Hold On

I walked into the dark, but it wasn’t dark for long because Merry hit a switch and a not very attractive chandelier came on over a dining room table to my right.

Beyond that was essentially a galley kitchen, the “essentially” part because one side of the galley was not closed off but opened to the rest of the space, which was a living room. But it was still tiny.

The furniture was of decent quality, comfortable but sparse.

And I’d been right in my imaginings—Merry had a huge TV.

But other than a couch, a recliner, some end tables with lamps, a dining room table, some stools at the bar, and a media center, there was nothing.

No seascapes on the walls. No gun racks. No personality. No nothing.

Except some DVDs and CDs stacked in the shelves around the TV with three frames set amongst them.

Merry moved to a lamp in the living room and I moved to the only things that might give me insight into Merry.
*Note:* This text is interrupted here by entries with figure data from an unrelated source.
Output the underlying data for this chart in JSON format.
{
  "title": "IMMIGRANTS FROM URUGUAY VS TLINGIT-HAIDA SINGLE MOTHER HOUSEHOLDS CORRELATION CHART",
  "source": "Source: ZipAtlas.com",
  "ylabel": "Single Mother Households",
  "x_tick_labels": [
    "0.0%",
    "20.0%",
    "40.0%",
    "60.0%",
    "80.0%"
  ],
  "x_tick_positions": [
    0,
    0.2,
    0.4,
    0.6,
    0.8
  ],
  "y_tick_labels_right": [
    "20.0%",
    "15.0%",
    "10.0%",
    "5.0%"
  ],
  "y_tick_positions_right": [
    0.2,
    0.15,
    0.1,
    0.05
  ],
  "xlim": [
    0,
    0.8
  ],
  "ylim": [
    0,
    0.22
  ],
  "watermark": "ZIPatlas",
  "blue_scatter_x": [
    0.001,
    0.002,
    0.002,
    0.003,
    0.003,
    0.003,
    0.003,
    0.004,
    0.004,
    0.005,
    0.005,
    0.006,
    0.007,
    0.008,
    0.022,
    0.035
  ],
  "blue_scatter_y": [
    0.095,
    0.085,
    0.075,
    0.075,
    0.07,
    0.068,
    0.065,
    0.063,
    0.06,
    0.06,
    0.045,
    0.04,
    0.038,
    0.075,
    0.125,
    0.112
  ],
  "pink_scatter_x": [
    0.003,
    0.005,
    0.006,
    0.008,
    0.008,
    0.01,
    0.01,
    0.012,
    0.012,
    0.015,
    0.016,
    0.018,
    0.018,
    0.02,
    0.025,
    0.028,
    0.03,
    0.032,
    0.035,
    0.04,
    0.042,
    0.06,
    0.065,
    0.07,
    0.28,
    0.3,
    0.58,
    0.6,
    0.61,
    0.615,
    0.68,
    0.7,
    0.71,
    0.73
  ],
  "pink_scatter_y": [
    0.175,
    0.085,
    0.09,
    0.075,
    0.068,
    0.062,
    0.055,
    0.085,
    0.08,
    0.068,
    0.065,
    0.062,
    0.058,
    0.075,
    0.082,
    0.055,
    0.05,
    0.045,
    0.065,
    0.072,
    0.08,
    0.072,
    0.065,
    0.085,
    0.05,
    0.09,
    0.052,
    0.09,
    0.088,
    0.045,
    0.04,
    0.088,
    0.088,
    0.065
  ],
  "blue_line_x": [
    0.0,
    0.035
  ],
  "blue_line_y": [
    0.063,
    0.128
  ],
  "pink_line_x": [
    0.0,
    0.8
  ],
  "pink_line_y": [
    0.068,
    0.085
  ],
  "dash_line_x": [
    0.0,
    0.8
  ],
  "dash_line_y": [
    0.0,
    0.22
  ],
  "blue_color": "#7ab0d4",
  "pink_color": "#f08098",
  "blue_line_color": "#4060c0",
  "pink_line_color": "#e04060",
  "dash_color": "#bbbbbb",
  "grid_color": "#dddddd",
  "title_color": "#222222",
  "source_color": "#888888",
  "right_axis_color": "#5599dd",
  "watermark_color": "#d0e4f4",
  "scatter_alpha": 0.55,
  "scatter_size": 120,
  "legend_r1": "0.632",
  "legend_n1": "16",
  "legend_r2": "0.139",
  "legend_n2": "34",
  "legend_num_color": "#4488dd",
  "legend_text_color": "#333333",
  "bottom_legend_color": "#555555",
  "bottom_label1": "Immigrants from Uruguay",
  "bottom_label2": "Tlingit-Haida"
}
On my way, I dropped my wrap and my purse in the seat of the recliner. I stopped at the first frame.

I saw, not surprisingly, that it was a photo of Merry, Rocky, and their dad, Dave Merrick. Dave was sitting. Merry and Rocky were leaning over his shoulders. I could see Merry’s arm around Rocky. All of them were smiling at the camera.

He looked younger, so did Rocky. It was definitely before I’d met him.

And the only thing it gave me that I didn’t already know was that Merry was hot ten, twelve years ago.

Not a surprise.

But he’d gotten better with age.

I looked to the other photo and it was a picture of Merry in a big, comfortable-looking chair, looking up at the camera, smiling beautifully, a wrapped bundle of baby held tight against his chest.

Merry and his niece, Cecelia.

Proud uncle.

I knew that too.

I moved across the front of the TV to get to the pictures on the other side.

This was a triple-frame spread across the shelf, the only thing in the space.

Center frame, a formal picture of Rocky and Tanner at their wedding, surrounded by Merry in his groomsman tux, Dave, Vera, Devin, and Tanner’s sons with his first wife, Jasper and Tripp.

Right frame, Tanner and Merry, arms around each other’s shoulders, far less formally posed but still taken by the wedding photographer in the same location as the middle picture.

The left frame, Merry in his groomsman tux and Rocky in her wedding dress. He held her in both arms; she’d wrapped hers around him. Her cheek was to his shoulder, their eyes aimed at the camera. Both of them were smiling, but Rocky looked like she was also crying.

I knew Rocky put that spread together for her brother. It was likely she’d framed the other pictures for him too.

And it shook me that all he had, all that was him in his pad, was his father, his sister, his niece, and his sister’s extended family.

I was so deep in this thought, it surprised me to feel Merry’s heat at my back, his hand touch my waist, and his lips at my ear, saying, “Best day of my life.”

I stared at the photo, letting those words move through me, wanting to believe. Wanting to believe that was true and not that he felt that way about the day he’d married Mia.

“Finally, one Merrick had the guts to hang on to happy,” he finished.

I turned, and he lifted his head as he took that opportunity to trail his hand along my waist so it lay light on the small of my back.

“It’s cool your sister has that, Merry,” I told him, and his lips curled up.

“More than cool for her, babe.”

“Yeah, but best day of your life?” I pushed carefully.

He looked beyond me to the frame, then back to me as his left hand hit the other side of my waist.

“Lucky for me, I’m not dead yet.”

I lifted my hands and rested them on his chest, curling my lips up as well.

“Right about now, that’s lucky for me too.”

His grin got bigger but only for a moment before it faded.

“You okay, sweetheart?”

He was reading me.

I drew in a big breath before I shared, “Ethan’s at Meems’s. Weekday sleepover.”